Similar situations unfolded in two other capital punishment cases in the last three weeks alone, with one ending in an execution despite uncertainty about the inmate's innocence and public calls from authorities to review his case. In September, Marcellus Williams died by lethal injection in Missouri after St. Louis County Prosecuting Attorney Wesley Bell pushed to have his conviction overturned, in light of new evidence that DNA on the murder weapon belonged to someone else, not Williams, and the fact that racial bias may have influenced his trial.

Joseph Amrine, who was exonerated two decades ago after spending years on death row, spoke at a rally to support Missouri death row inmate Marcellus Williams on Aug. 21, 2024. Jim Salter/Associated Press

"Marcellus Williams should be alive today," Bell said in a statement after Williams was executed. "There were multiple points in the timeline when decisions could have been made that would have spared him the death penalty. If there is even the shadow of a doubt of innocence, the death penalty should never be an option."

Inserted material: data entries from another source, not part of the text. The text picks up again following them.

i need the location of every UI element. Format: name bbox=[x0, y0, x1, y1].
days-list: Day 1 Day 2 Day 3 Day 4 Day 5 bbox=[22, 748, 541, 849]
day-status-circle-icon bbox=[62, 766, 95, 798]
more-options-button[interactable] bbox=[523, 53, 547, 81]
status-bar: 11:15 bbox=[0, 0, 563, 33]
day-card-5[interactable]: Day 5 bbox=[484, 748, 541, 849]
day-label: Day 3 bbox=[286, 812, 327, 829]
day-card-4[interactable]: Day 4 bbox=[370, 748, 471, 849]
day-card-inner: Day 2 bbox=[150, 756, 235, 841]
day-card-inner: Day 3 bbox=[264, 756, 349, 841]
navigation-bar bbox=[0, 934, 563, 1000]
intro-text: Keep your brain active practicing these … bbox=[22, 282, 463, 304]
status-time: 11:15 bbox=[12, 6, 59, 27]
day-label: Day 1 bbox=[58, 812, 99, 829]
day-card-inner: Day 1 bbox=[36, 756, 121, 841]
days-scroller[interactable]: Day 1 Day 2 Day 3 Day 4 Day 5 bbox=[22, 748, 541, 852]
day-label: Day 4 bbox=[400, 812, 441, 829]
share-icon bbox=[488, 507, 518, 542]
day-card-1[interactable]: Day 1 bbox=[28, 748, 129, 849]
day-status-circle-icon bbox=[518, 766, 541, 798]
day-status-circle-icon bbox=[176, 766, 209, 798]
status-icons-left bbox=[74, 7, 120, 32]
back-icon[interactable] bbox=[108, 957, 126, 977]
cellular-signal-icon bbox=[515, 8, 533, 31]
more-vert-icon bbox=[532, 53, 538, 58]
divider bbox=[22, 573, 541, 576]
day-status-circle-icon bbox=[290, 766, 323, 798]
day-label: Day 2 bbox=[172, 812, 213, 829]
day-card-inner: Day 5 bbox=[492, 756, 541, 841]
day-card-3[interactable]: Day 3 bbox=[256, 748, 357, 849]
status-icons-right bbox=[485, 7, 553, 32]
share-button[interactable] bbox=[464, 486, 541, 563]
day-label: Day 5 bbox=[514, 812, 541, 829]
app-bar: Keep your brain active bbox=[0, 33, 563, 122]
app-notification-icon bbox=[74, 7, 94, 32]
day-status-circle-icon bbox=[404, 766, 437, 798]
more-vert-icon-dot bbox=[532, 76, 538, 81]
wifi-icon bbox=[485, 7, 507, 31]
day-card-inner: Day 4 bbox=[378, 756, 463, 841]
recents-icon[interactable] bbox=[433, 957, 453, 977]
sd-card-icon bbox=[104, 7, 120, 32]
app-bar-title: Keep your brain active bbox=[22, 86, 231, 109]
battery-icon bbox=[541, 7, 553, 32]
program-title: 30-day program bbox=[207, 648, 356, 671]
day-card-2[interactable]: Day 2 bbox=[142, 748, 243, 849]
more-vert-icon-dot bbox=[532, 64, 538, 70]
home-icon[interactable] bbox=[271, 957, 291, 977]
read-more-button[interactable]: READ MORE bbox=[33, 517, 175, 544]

That argument echoes attorneys' defense of Richard Glossip, an inmate on death row in Oklahoma, whose bid to block his ninth scheduled execution from happening and receive a new trial is being considered by the U.S. Supreme Court. Glossip's conviction also hinged on questionable evidence, and an Oklahoma appellate court described fundamental elements of the state's original case against him as "extremely weak." 

Glossip's case has garnered national attention as the Oklahoma's top prosecutor, Attorney General Gentner Drummond, rallied against his imminent execution in court filings and pushed for a new trial. Drummond in court filings has argued serious errors marred Glossip's previous trial and may have swayed the verdict, including evidence suppression and false testimony from the prosecution's key witness.

"Our system of justice places awesome powers and responsibilities in the hands of prosecutors," Drummond wrote in one filing to the Supreme Court. "When those prosecutors themselves recognize that they have overstepped, that judgment cannot be dismissed as just another litigation position."

Anti-death penalty activists rallied outside the U.S. Supreme Court in 2015 to protest the execution of Oklahoma inmate Richard Glossip, which at the time was scheduled for September of that year. Larry French/Getty Images

Most members of the state's Republican-led House of Representatives previously called for a stay of Roberson's execution, referencing a "junk science" law that should allow Texas prisoners to appeal their convictions based on scientific developments that could impact the evidence used to convict them. (The law was central to an appeal from Andrew Roark, a Texas man convicted in 2000 of injuring a child by shaking, who has been granted a new trial by the Texas Supreme Court.)